Health changes likely before taxes
Negotiations to replace the Affordable Care Act are continuing — despite mixed signals from Washington — and a rewrite of the law will precede the planned overhaul of the tax code, an industry lobbyist told a Pittsburgh audience on Tuesday.
James Gelfand, senior vice president of health policy at the ERISA Industry Committee, a Washington, D.C.-based trade group, said Congress is under the gun to overhaul health care before moving on to the tax code.
Mr. Gelfand’s remarks came the same day that Seema Verma, administrator of the federal Centers for Medicare and Medicaid Services, had been scheduled to meet with health insurance executives anxious about participating in the ACA’s online marketplace in 2018.
“If they don’t come through, the consequences will be great,” Mr. Gelfand told members of the Pittsburgh Business Group on Health, a trade and education group.
“They have a lot of motivation to get a deal done,” he said.
Mr. Gelfand anticipated a public announcement as early as Wednesday about progress on a compromise that would replace former President Barack Obama’s signature 2010 health care law.
Mr. Gelfand was the keynote speaker at the business group’s legislative update forum held at the Pittsburgh Marriott City Center. His agency is the voice of big employers for employee benefits and compensation.
The Republican-crafted American Health Care Act, which was meant to replace the ACA, was withdrawn from the House of Representatives in March, a stinging loss for President Donald Trump, when it became clear the bill did not have enough Republican support to pass.
Withdrawal of the AHCA left Obamacare intact for now and the health insurance industry shaken about the future of the plan.
In meeting with Trump administration officials Tuesday, insurance executives were seeking reassurance about the future of the law, which is struggling in many parts of the country.
Twenty-one percent of government health insurance exchange enrollees would have access to plans just from one insurer, a Kaiser Family Foundation analysis predicted in 2016.
In recent weeks, Mr. Trump suggested that costsharing subsidies for enrollees and reimbursement for losses that insurers suffered in the early years of the Affordable Care Act could be bargaining chips in negotiating a compromise, but Mr.

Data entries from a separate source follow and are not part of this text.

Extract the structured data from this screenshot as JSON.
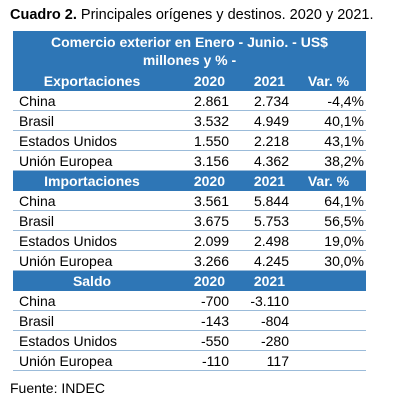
{
  "caption": {
    "label": "Cuadro 2.",
    "text": " Principales orígenes y destinos. 2020 y 2021."
  },
  "table": {
    "title_line1": "Comercio exterior en Enero - Junio. - US$",
    "title_line2": "millones y % -",
    "sections": [
      {
        "header": [
          "Exportaciones",
          "2020",
          "2021",
          "Var. %"
        ],
        "rows": [
          [
            "China",
            "2.861",
            "2.734",
            "-4,4%"
          ],
          [
            "Brasil",
            "3.532",
            "4.949",
            "40,1%"
          ],
          [
            "Estados Unidos",
            "1.550",
            "2.218",
            "43,1%"
          ],
          [
            "Unión Europea",
            "3.156",
            "4.362",
            "38,2%"
          ]
        ]
      },
      {
        "header": [
          "Importaciones",
          "2020",
          "2021",
          "Var. %"
        ],
        "rows": [
          [
            "China",
            "3.561",
            "5.844",
            "64,1%"
          ],
          [
            "Brasil",
            "3.675",
            "5.753",
            "56,5%"
          ],
          [
            "Estados Unidos",
            "2.099",
            "2.498",
            "19,0%"
          ],
          [
            "Unión Europea",
            "3.266",
            "4.245",
            "30,0%"
          ]
        ]
      },
      {
        "header": [
          "Saldo",
          "2020",
          "2021",
          ""
        ],
        "rows": [
          [
            "China",
            "-700",
            "-3.110",
            ""
          ],
          [
            "Brasil",
            "-143",
            "-804",
            ""
          ],
          [
            "Estados Unidos",
            "-550",
            "-280",
            ""
          ],
          [
            "Unión Europea",
            "-110",
            "117",
            ""
          ]
        ]
      }
    ]
  },
  "source": "Fuente: INDEC"
}
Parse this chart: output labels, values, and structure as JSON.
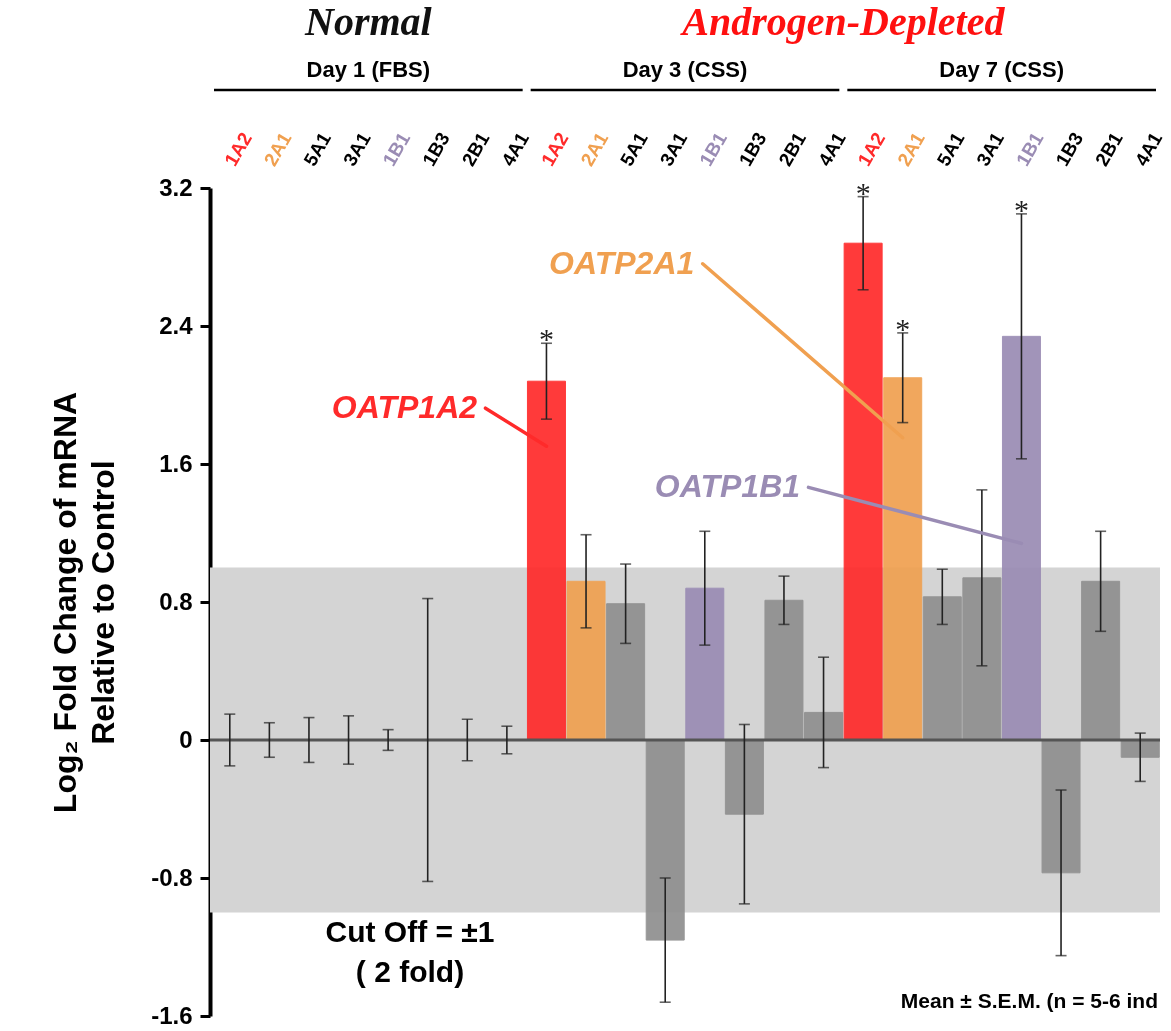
{
  "chart_data": {
    "type": "bar",
    "ylabel": "Log₂ Fold Change of mRNA\nRelative to Control",
    "categories": [
      "1A2",
      "2A1",
      "5A1",
      "3A1",
      "1B1",
      "1B3",
      "2B1",
      "4A1",
      "1A2",
      "2A1",
      "5A1",
      "3A1",
      "1B1",
      "1B3",
      "2B1",
      "4A1",
      "1A2",
      "2A1",
      "5A1",
      "3A1",
      "1B1",
      "1B3",
      "2B1",
      "4A1"
    ],
    "values": [
      0,
      0,
      0,
      0,
      0,
      0,
      0,
      0,
      2.08,
      0.92,
      0.79,
      -1.16,
      0.88,
      -0.43,
      0.81,
      0.16,
      2.88,
      2.1,
      0.83,
      0.94,
      2.34,
      -0.77,
      0.92,
      -0.1
    ],
    "errors": [
      0.15,
      0.1,
      0.13,
      0.14,
      0.06,
      0.82,
      0.12,
      0.08,
      0.22,
      0.27,
      0.23,
      0.36,
      0.33,
      0.52,
      0.14,
      0.32,
      0.27,
      0.26,
      0.16,
      0.51,
      0.71,
      0.48,
      0.29,
      0.14
    ],
    "colors": [
      "#ff2a2a",
      "#f0a050",
      "#8f8f8f",
      "#8f8f8f",
      "#9a8cb4",
      "#8f8f8f",
      "#8f8f8f",
      "#8f8f8f",
      "#ff2a2a",
      "#f0a050",
      "#8f8f8f",
      "#8f8f8f",
      "#9a8cb4",
      "#8f8f8f",
      "#8f8f8f",
      "#8f8f8f",
      "#ff2a2a",
      "#f0a050",
      "#8f8f8f",
      "#8f8f8f",
      "#9a8cb4",
      "#8f8f8f",
      "#8f8f8f",
      "#8f8f8f"
    ],
    "ylim": [
      -1.6,
      3.2
    ],
    "yticks": [
      3.2,
      2.4,
      1.6,
      0.8,
      0,
      -0.8,
      -1.6
    ],
    "bands": [
      {
        "axis": "y",
        "from": -1,
        "to": 1,
        "label": "Cut Off = ±1\n( 2 fold)",
        "color": "#d4d4d4"
      }
    ],
    "ref_lines": [
      {
        "axis": "y",
        "value": 0,
        "color": "#555555"
      }
    ],
    "annotations": [
      "Normal",
      "Androgen-Depleted",
      "Day 1 (FBS)",
      "Day 3 (CSS)",
      "Day 7 (CSS)",
      "OATP1A2",
      "OATP2A1",
      "OATP1B1",
      "*",
      "*",
      "*",
      "*",
      "Mean ± S.E.M. (n = 5-6 ind"
    ],
    "grid": false
  }
}
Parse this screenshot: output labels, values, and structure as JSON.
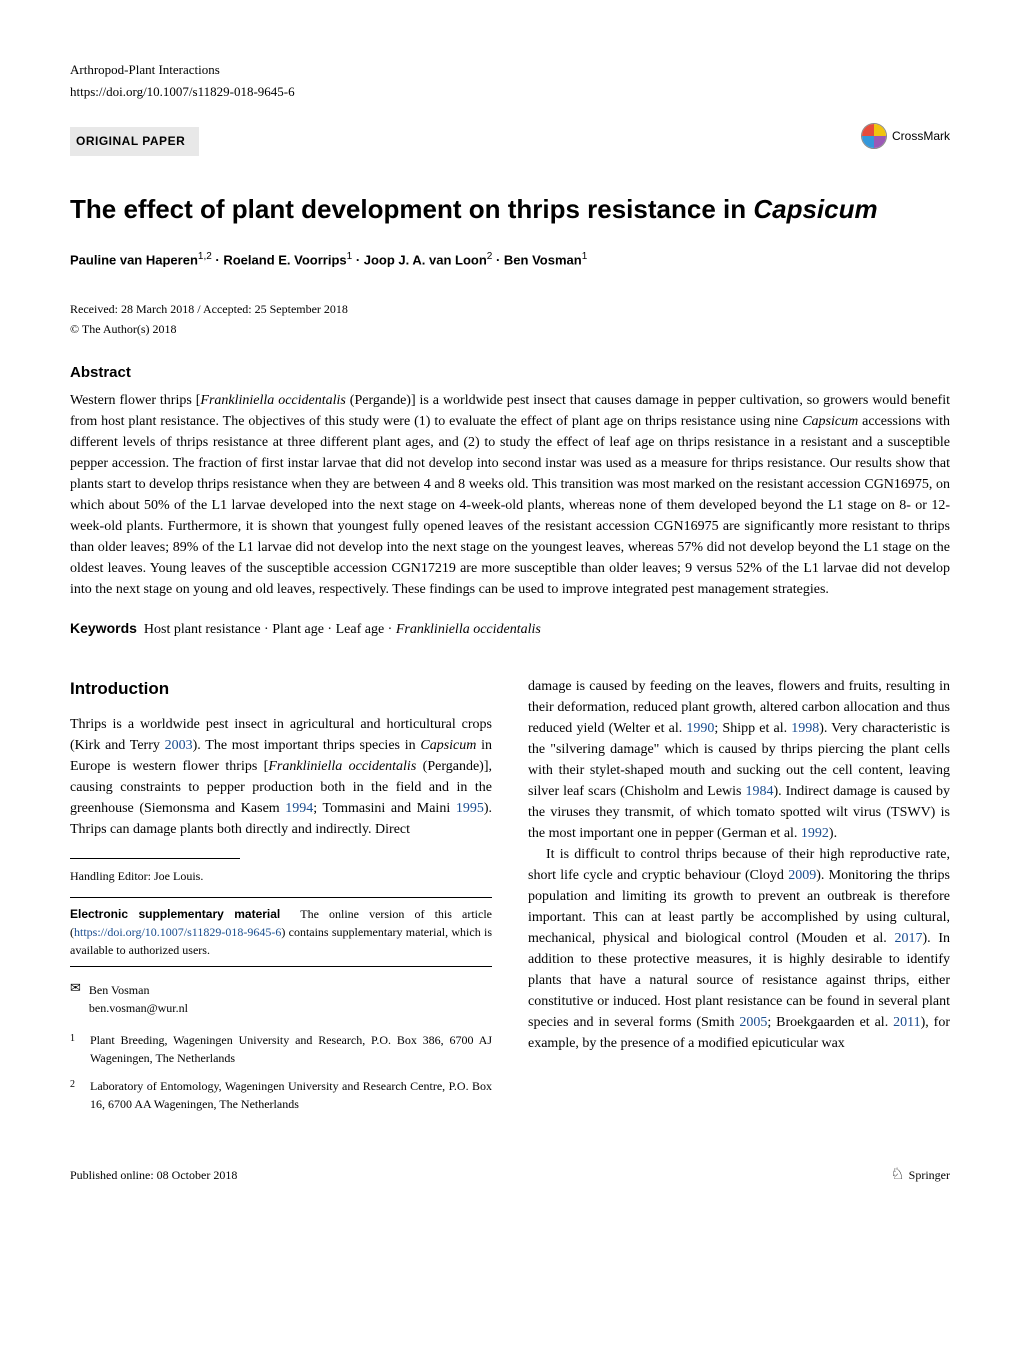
{
  "journal": "Arthropod-Plant Interactions",
  "doi_line": "https://doi.org/10.1007/s11829-018-9645-6",
  "paper_type": "ORIGINAL PAPER",
  "crossmark_label": "CrossMark",
  "title_plain": "The effect of plant development on thrips resistance in ",
  "title_italic": "Capsicum",
  "authors_html": "Pauline van Haperen<sup>1,2</sup> · Roeland E. Voorrips<sup>1</sup> · Joop J. A. van Loon<sup>2</sup> · Ben Vosman<sup>1</sup>",
  "received_accepted": "Received: 28 March 2018 / Accepted: 25 September 2018",
  "copyright": "© The Author(s) 2018",
  "abstract_label": "Abstract",
  "abstract_text": "Western flower thrips [Frankliniella occidentalis (Pergande)] is a worldwide pest insect that causes damage in pepper cultivation, so growers would benefit from host plant resistance. The objectives of this study were (1) to evaluate the effect of plant age on thrips resistance using nine Capsicum accessions with different levels of thrips resistance at three different plant ages, and (2) to study the effect of leaf age on thrips resistance in a resistant and a susceptible pepper accession. The fraction of first instar larvae that did not develop into second instar was used as a measure for thrips resistance. Our results show that plants start to develop thrips resistance when they are between 4 and 8 weeks old. This transition was most marked on the resistant accession CGN16975, on which about 50% of the L1 larvae developed into the next stage on 4-week-old plants, whereas none of them developed beyond the L1 stage on 8- or 12-week-old plants. Furthermore, it is shown that youngest fully opened leaves of the resistant accession CGN16975 are significantly more resistant to thrips than older leaves; 89% of the L1 larvae did not develop into the next stage on the youngest leaves, whereas 57% did not develop beyond the L1 stage on the oldest leaves. Young leaves of the susceptible accession CGN17219 are more susceptible than older leaves; 9 versus 52% of the L1 larvae did not develop into the next stage on young and old leaves, respectively. These findings can be used to improve integrated pest management strategies.",
  "keywords_label": "Keywords",
  "keywords_text": "Host plant resistance · Plant age · Leaf age · Frankliniella occidentalis",
  "intro_label": "Introduction",
  "col_left_p1": "Thrips is a worldwide pest insect in agricultural and horticultural crops (Kirk and Terry 2003). The most important thrips species in Capsicum in Europe is western flower thrips [Frankliniella occidentalis (Pergande)], causing constraints to pepper production both in the field and in the greenhouse (Siemonsma and Kasem 1994; Tommasini and Maini 1995). Thrips can damage plants both directly and indirectly. Direct",
  "col_right_p1": "damage is caused by feeding on the leaves, flowers and fruits, resulting in their deformation, reduced plant growth, altered carbon allocation and thus reduced yield (Welter et al. 1990; Shipp et al. 1998). Very characteristic is the \"silvering damage\" which is caused by thrips piercing the plant cells with their stylet-shaped mouth and sucking out the cell content, leaving silver leaf scars (Chisholm and Lewis 1984). Indirect damage is caused by the viruses they transmit, of which tomato spotted wilt virus (TSWV) is the most important one in pepper (German et al. 1992).",
  "col_right_p2": "It is difficult to control thrips because of their high reproductive rate, short life cycle and cryptic behaviour (Cloyd 2009). Monitoring the thrips population and limiting its growth to prevent an outbreak is therefore important. This can at least partly be accomplished by using cultural, mechanical, physical and biological control (Mouden et al. 2017). In addition to these protective measures, it is highly desirable to identify plants that have a natural source of resistance against thrips, either constitutive or induced. Host plant resistance can be found in several plant species and in several forms (Smith 2005; Broekgaarden et al. 2011), for example, by the presence of a modified epicuticular wax",
  "handling_editor": "Handling Editor: Joe Louis.",
  "supp_label": "Electronic supplementary material",
  "supp_text_1": "The online version of this article (",
  "supp_link": "https://doi.org/10.1007/s11829-018-9645-6",
  "supp_text_2": ") contains supplementary material, which is available to authorized users.",
  "corr_name": "Ben Vosman",
  "corr_email": "ben.vosman@wur.nl",
  "aff1": "Plant Breeding, Wageningen University and Research, P.O. Box 386, 6700 AJ Wageningen, The Netherlands",
  "aff2": "Laboratory of Entomology, Wageningen University and Research Centre, P.O. Box 16, 6700 AA Wageningen, The Netherlands",
  "published_online": "Published online: 08 October 2018",
  "publisher": "Springer",
  "colors": {
    "link_blue": "#1a4d8f",
    "type_bg": "#e8e8e8"
  },
  "years": {
    "kirk_terry": "2003",
    "siemonsma": "1994",
    "tommasini": "1995",
    "welter": "1990",
    "shipp": "1998",
    "chisholm": "1984",
    "german": "1992",
    "cloyd": "2009",
    "mouden": "2017",
    "smith": "2005",
    "broekgaarden": "2011"
  }
}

Gelfand dismissed the idea.
“I don’t think that’s real,” he said. “In Washington, there’s a real visceral fear of the collapse of the individual market.”
Pennsylvania health insurers have until May 22 to file plan proposals to the state Insurance Department for 2018 coverage.
At the Pittsburgh business group’s forum, state Insurance Department chief of staff Jessica Altman said Pennsylvania is working hard to keep health insurers participating in the exchange market, which UnitedHealthcare and Aetna left for 2017.
“We’re going to do whatever we can to keep them in the market,” Ms. Altman said.
“We’re all dealing with a lot of uncertainty.”